IEEE Trans Med Imaging. 2024 Feb;43(2):662-673. doi: 10.1109/TMI.2023.3316995. Epub 2024 Feb 2.
Ultrasound Localization Microscopy (ULM) can map microvessels at a resolution of a few micrometers ( [Formula: see text]). Transcranial ULM remains challenging in presence of aberrations caused by the skull, which lead to localization errors. Herein, we propose a deep learning approach based on recently introduced complex-valued convolutional neural networks (CV-CNNs) to retrieve the aberration function, which can then be used to form enhanced images using standard delay-and-sum beamforming. CV-CNNs were selected as they can apply time delays through multiplication with in-phase quadrature input data. Predicting the aberration function rather than corrected images also confers enhanced explainability to the network. In addition, 3D spatiotemporal convolutions were used for the network to leverage entire microbubble tracks. For training and validation, we used an anatomically and hemodynamically realistic mouse brain microvascular network model to simulate the flow of microbubbles in presence of aberration. The proposed CV-CNN performance was compared to the coherence-based method by using microbubble tracks. We then confirmed the capability of the proposed network to generalize to transcranial in vivo data in the mouse brain (n=3). Vascular reconstructions using a locally predicted aberration function included additional and sharper vessels. The CV-CNN was more robust than the coherence-based method and could perform aberration correction in a 6-month-old mouse. After correction, we measured a resolution of [Formula: see text] for younger mice, representing an improvement of 25.8%, while the resolution was improved by 13.9% for the 6-month-old mouse. This work leads to different applications for complex-valued convolutions in biomedical imaging and strategies to perform transcranial ULM.
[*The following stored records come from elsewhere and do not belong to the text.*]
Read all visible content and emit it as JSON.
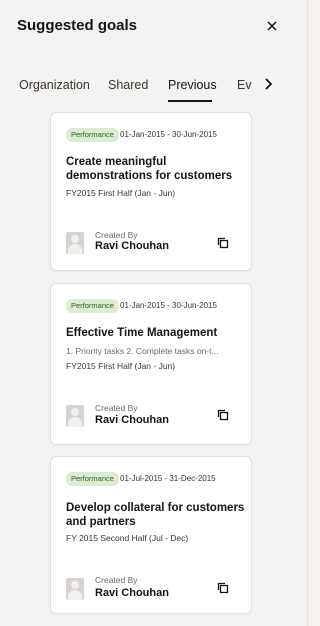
{
  "panel": {
    "title": "Suggested goals",
    "close_icon": "close-icon"
  },
  "tabs": [
    {
      "label": "Organization",
      "active": false
    },
    {
      "label": "Shared",
      "active": false
    },
    {
      "label": "Previous",
      "active": true
    },
    {
      "label": "Ev",
      "active": false
    }
  ],
  "goals": [
    {
      "badge": "Performance",
      "dates": "01-Jan-2015 - 30-Jun-2015",
      "title": "Create meaningful demonstrations for customers",
      "description": "",
      "period": "FY2015 First Half (Jan - Jun)",
      "created_by_label": "Created By",
      "created_by": "Ravi Chouhan"
    },
    {
      "badge": "Performance",
      "dates": "01-Jan-2015 - 30-Jun-2015",
      "title": "Effective Time Management",
      "description": "1. Priority tasks 2. Complete tasks on-t...",
      "period": "FY2015 First Half (Jan - Jun)",
      "created_by_label": "Created By",
      "created_by": "Ravi Chouhan"
    },
    {
      "badge": "Performance",
      "dates": "01-Jul-2015 - 31-Dec-2015",
      "title": "Develop collateral for customers and partners",
      "description": "",
      "period": "FY 2015 Second Half (Jul - Dec)",
      "created_by_label": "Created By",
      "created_by": "Ravi Chouhan"
    }
  ],
  "colors": {
    "badge_bg": "#dbeed3",
    "badge_text": "#2f5e25",
    "panel_bg": "#f5f3f1",
    "card_bg": "#ffffff"
  }
}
超声局部显微镜 (ULM) 可以以几微米的分辨率绘制微血管图([公式:见正文])。在颅骨引起的像差存在的情况下,经颅 ULM 仍然具有挑战性,这会导致定位误差。在此,我们提出了一种基于最近引入的复值卷积神经网络 (CV-CNN) 的深度学习方法来获取像差函数,然后可以使用标准的延时求和波束形成来形成增强图像。选择 CV-CNN 是因为它们可以通过与同相正交输入数据相乘来施加时间延迟。预测像差函数而不是校正图像也为网络提供了更强的可解释性。此外,还使用 3D 时空卷积使网络能够利用整个微泡轨迹。为了训练和验证,我们使用解剖学和血流动力学上逼真的小鼠大脑微血管网络模型来模拟存在像差时微泡的流动。通过使用微泡轨迹比较了所提出的 CV-CNN 性能与基于相干性的方法。然后,我们确认了该网络在小鼠大脑的经颅体内数据中具有泛化能力(n=3)。使用局部预测的像差函数进行血管重建包括更多和更清晰的血管。CV-CNN 比基于相干性的方法更稳健,并且可以在 6 个月大的小鼠中进行像差校正。校正后,我们测量了年轻小鼠的分辨率为[公式:见正文],这代表提高了 25.8%,而 6 个月大的小鼠的分辨率提高了 13.9%。这项工作为生物医学成像中的复值卷积和执行经颅 ULM 的策略带来了不同的应用。